Given that this is a single-center retrospective analysis, there are several limitations that warrant discussion. Potential institutional bias should be considered where PAH is responsible for 20% of all LTRs in our facility, which is higher proportion than the International Society for Heart and Lung Transplantation registry14 in which overall PAH accounted for <5.0% of entire recipients. Furthermore, analyzing survival in a larger-scale study would be prudent given the small sample size. The outcome of our study was different from a previous report based on United Network for Organ Sharing database,10 in which a perioperative need for post-LTx RRT was reviewed with the outcome that post-LTx RRT had a lower survival rate than those who did not require RRT. As this was a retrospective registry study from United Network for Organ Sharing, the details of RRT, such as the type (peritoneal, intermittent, or continuous), the duration, and the indication, were unable to be gathered. Therefore, we cannot directly compare the study with our outcome. On the other hand, the transplant circumstance is unique in Japan, where the donor shortage is a major issue. To overcome the shortage, living-donor transplant is one of the transplant procedures,15 yet it is not the current transplant practice worldwide.16 The relationship of the recipient with the donor is different between the living and the deceased donors, which affects the recipient’s condition and outcome, such as waiting time, histocompatibility, ischemic time, etc. For those reasons, the living-donor transplant was excluded from the analysis. Moreover, to cope with an insufficient number of donation, the single-lung transplant still outnumbers the double,15 which is not carried out as frequently today throughout the world.14 Accordingly, the diagnosis of CLAD among recipients with single LTX has not been well established, which should be discussed in the future trial.

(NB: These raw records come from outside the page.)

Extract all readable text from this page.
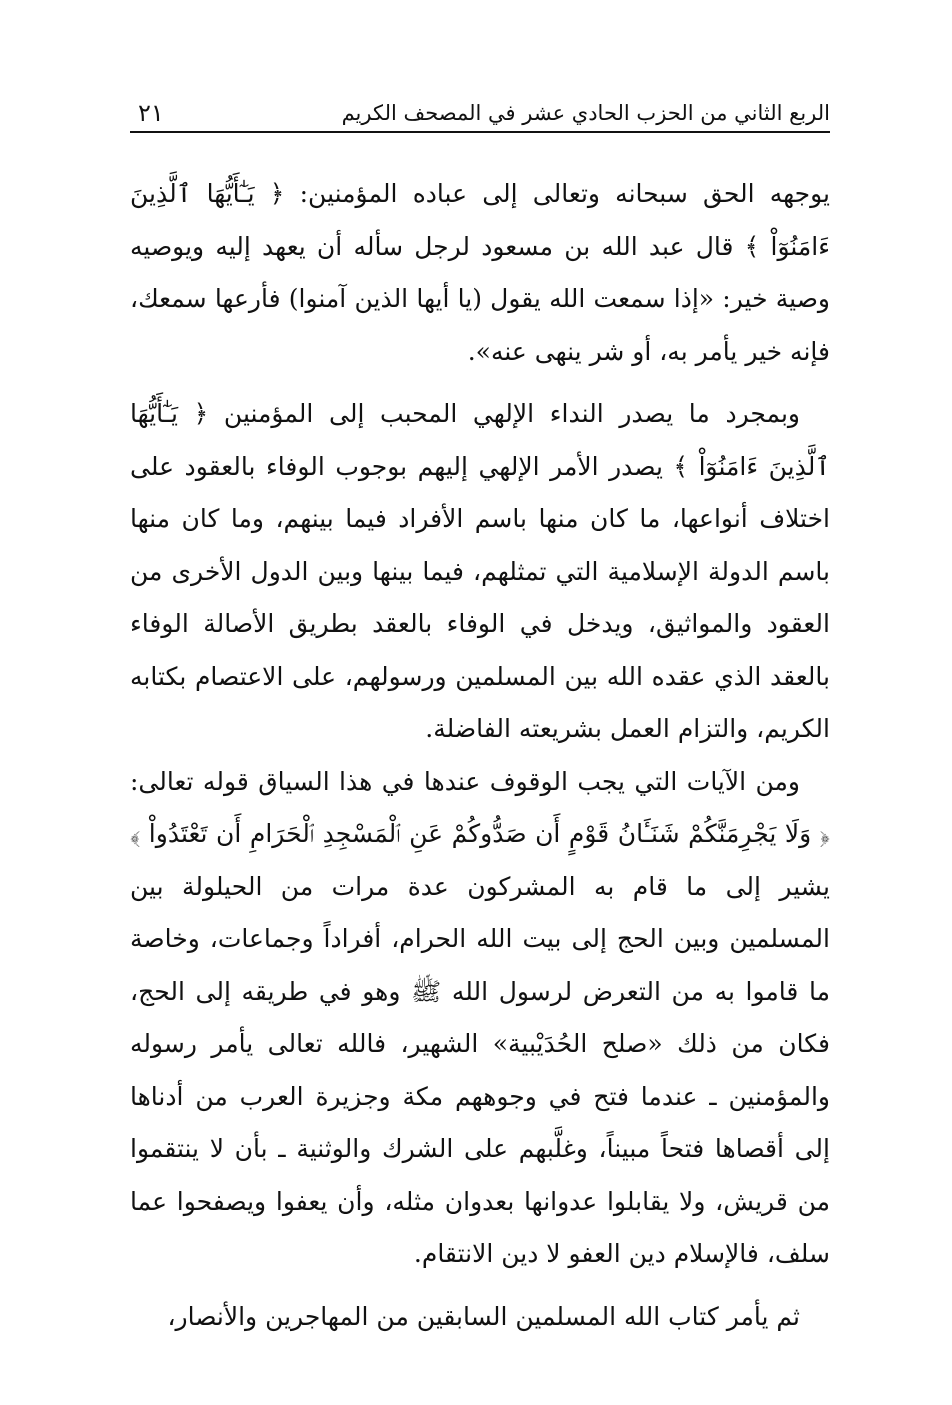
الربع الثاني من الحزب الحادي عشر في المصحف الكريم
٢١

يوجهه الحق سبحانه وتعالى إلى عباده المؤمنين: ﴿ يَـٰٓأَيُّهَا ٱلَّذِينَ ءَامَنُوٓاْ ﴾ قال عبد الله بن مسعود لرجل سأله أن يعهد إليه ويوصيه وصية خير: «إذا سمعت الله يقول (يا أيها الذين آمنوا) فأرعها سمعك، فإنه خير يأمر به، أو شر ينهى عنه».

وبمجرد ما يصدر النداء الإلهي المحبب إلى المؤمنين ﴿ يَـٰٓأَيُّهَا ٱلَّذِينَ ءَامَنُوٓاْ ﴾ يصدر الأمر الإلهي إليهم بوجوب الوفاء بالعقود على اختلاف أنواعها، ما كان منها باسم الأفراد فيما بينهم، وما كان منها باسم الدولة الإسلامية التي تمثلهم، فيما بينها وبين الدول الأخرى من العقود والمواثيق، ويدخل في الوفاء بالعقد بطريق الأصالة الوفاء بالعقد الذي عقده الله بين المسلمين ورسولهم، على الاعتصام بكتابه الكريم، والتزام العمل بشريعته الفاضلة.

ومن الآيات التي يجب الوقوف عندها في هذا السياق قوله تعالى: ﴿ وَلَا يَجْرِمَنَّكُمْ شَنَـَٔانُ قَوْمٍ أَن صَدُّوكُمْ عَنِ ٱلْمَسْجِدِ ٱلْحَرَامِ أَن تَعْتَدُواْ ﴾ يشير إلى ما قام به المشركون عدة مرات من الحيلولة بين المسلمين وبين الحج إلى بيت الله الحرام، أفراداً وجماعات، وخاصة ما قاموا به من التعرض لرسول الله ﷺ وهو في طريقه إلى الحج، فكان من ذلك «صلح الحُدَيْبية» الشهير، فالله تعالى يأمر رسوله والمؤمنين ـ عندما فتح في وجوههم مكة وجزيرة العرب من أدناها إلى أقصاها فتحاً مبيناً، وغلَّبهم على الشرك والوثنية ـ بأن لا ينتقموا من قريش، ولا يقابلوا عدوانها بعدوان مثله، وأن يعفوا ويصفحوا عما سلف، فالإسلام دين العفو لا دين الانتقام.

ثم يأمر كتاب الله المسلمين السابقين من المهاجرين والأنصار،
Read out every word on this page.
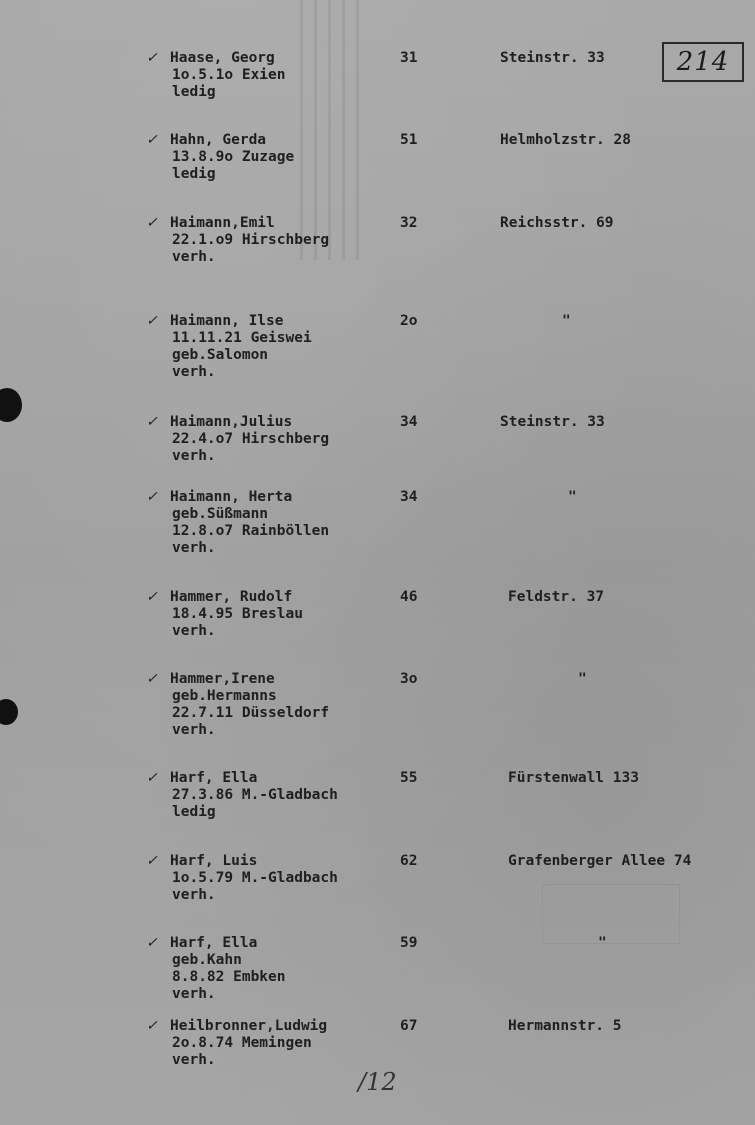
214
✓ Haase, Georg
1o.5.1o Exien
ledig
31	Steinstr. 33
✓ Hahn, Gerda
13.8.9o Zuzage
ledig
51	Helmholzstr. 28
✓ Haimann,Emil
22.1.o9 Hirschberg
verh.
32	Reichsstr. 69
✓ Haimann, Ilse
11.11.21 Geiswei
geb.Salomon
verh.
2o	"
✓ Haimann,Julius
22.4.o7 Hirschberg
verh.
34	Steinstr. 33
✓ Haimann, Herta
geb.Süßmann
12.8.o7 Rainböllen
verh.
34	"
✓ Hammer, Rudolf
18.4.95 Breslau
verh.
46	Feldstr. 37
✓ Hammer,Irene
geb.Hermanns
22.7.11 Düsseldorf
verh.
3o	"
✓ Harf, Ella
27.3.86 M.-Gladbach
ledig
55	Fürstenwall 133
✓ Harf, Luis
1o.5.79 M.-Gladbach
verh.
62	Grafenberger Allee 74
✓ Harf, Ella
geb.Kahn
8.8.82 Embken
verh.
59	"
✓ Heilbronner,Ludwig
2o.8.74 Memingen
verh.
67	Hermannstr. 5
/12
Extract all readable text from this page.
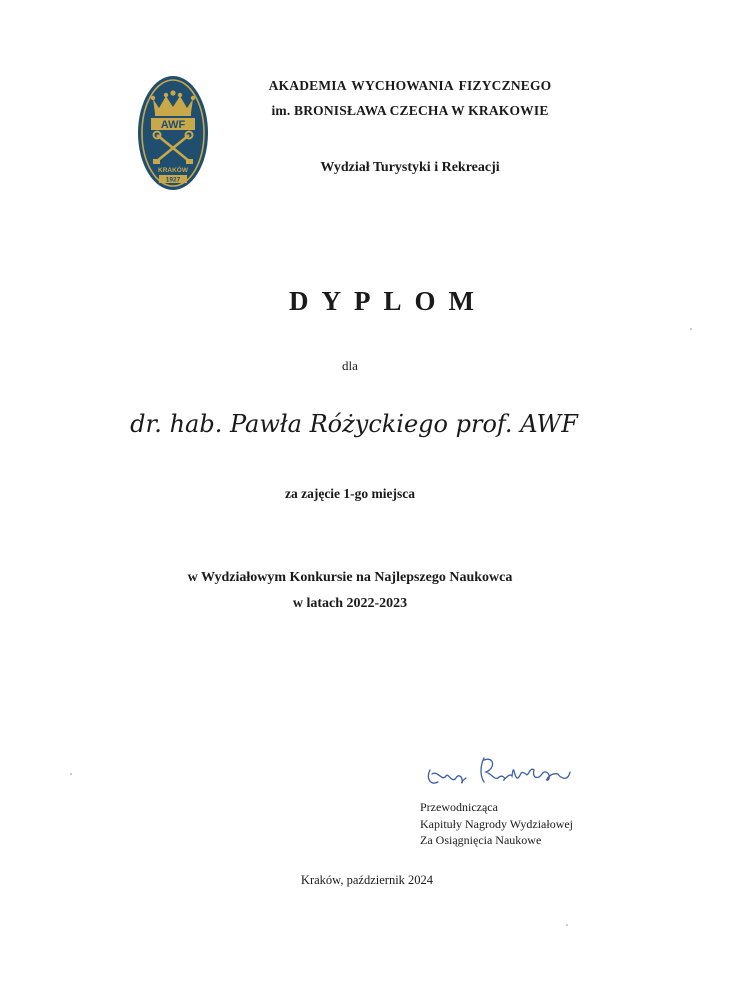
AWF
KRAKÓW
1927
AKADEMIA WYCHOWANIA FIZYCZNEGO
im. BRONISŁAWA CZECHA W KRAKOWIE
Wydział Turystyki i Rekreacji
DYPLOM
dla
dr. hab. Pawła Różyckiego prof. AWF
za zajęcie 1-go miejsca
w Wydziałowym Konkursie na Najlepszego Naukowca
w latach 2022-2023
Przewodnicząca
Kapituły Nagrody Wydziałowej
Za Osiągnięcia Naukowe
Kraków, październik 2024
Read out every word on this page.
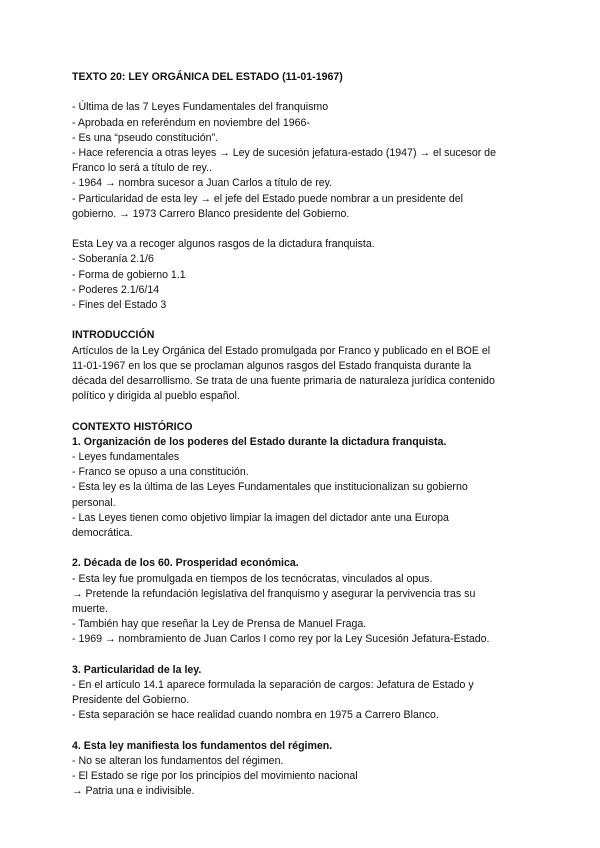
TEXTO 20: LEY ORGÁNICA DEL ESTADO (11-01-1967)
- Última de las 7 Leyes Fundamentales del franquismo
- Aprobada en referéndum en noviembre del 1966-
- Es una “pseudo constitución”.
- Hace referencia a otras leyes → Ley de sucesión jefatura-estado (1947) → el sucesor de
Franco lo será a título de rey..
- 1964 → nombra sucesor a Juan Carlos a título de rey.
- Particularidad de esta ley → el jefe del Estado puede nombrar a un presidente del
gobierno. → 1973 Carrero Blanco presidente del Gobierno.
Esta Ley va a recoger algunos rasgos de la dictadura franquista.
- Soberanía 2.1/6
- Forma de gobierno 1.1
- Poderes 2.1/6/14
- Fines del Estado 3
INTRODUCCIÓN
Artículos de la Ley Orgánica del Estado promulgada por Franco y publicado en el BOE el
11-01-1967 en los que se proclaman algunos rasgos del Estado franquista durante la
década del desarrollismo. Se trata de una fuente primaria de naturaleza jurídica contenido
político y dirigida al pueblo español.
CONTEXTO HISTÓRICO
1. Organización de los poderes del Estado durante la dictadura franquista.
- Leyes fundamentales
- Franco se opuso a una constitución.
- Esta ley es la última de las Leyes Fundamentales que institucionalizan su gobierno
personal.
- Las Leyes tienen como objetivo limpiar la imagen del dictador ante una Europa
democrática.
2. Década de los 60. Prosperidad económica.
- Esta ley fue promulgada en tiempos de los tecnócratas, vinculados al opus.
→ Pretende la refundación legislativa del franquismo y asegurar la pervivencia tras su
muerte.
- También hay que reseñar la Ley de Prensa de Manuel Fraga.
- 1969 → nombramiento de Juan Carlos I como rey por la Ley Sucesión Jefatura-Estado.
3. Particularidad de la ley.
- En el artículo 14.1 aparece formulada la separación de cargos: Jefatura de Estado y
Presidente del Gobierno.
- Esta separación se hace realidad cuando nombra en 1975 a Carrero Blanco.
4. Esta ley manifiesta los fundamentos del régimen.
- No se alteran los fundamentos del régimen.
- El Estado se rige por los principios del movimiento nacional
→ Patria una e indivisible.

In conclusion, we documented our experience with mortality, graft outcomes, and renal function with CRRT use for those who developed AKI after LTx. Although mortality in those who required CRRT was high, conditional survival beyond 3-month posttransplant was not affected. Additionally, the cumulative incidence of CLAD and the development of CKD in CRRT+ were not significant in comparison to those who were not on CRRT. Initiation of CRRT posttransplant may be a useful strategy to preserve cardiac and optimize volume management among critically ill patients, yet further study is needed to overcome some limitation.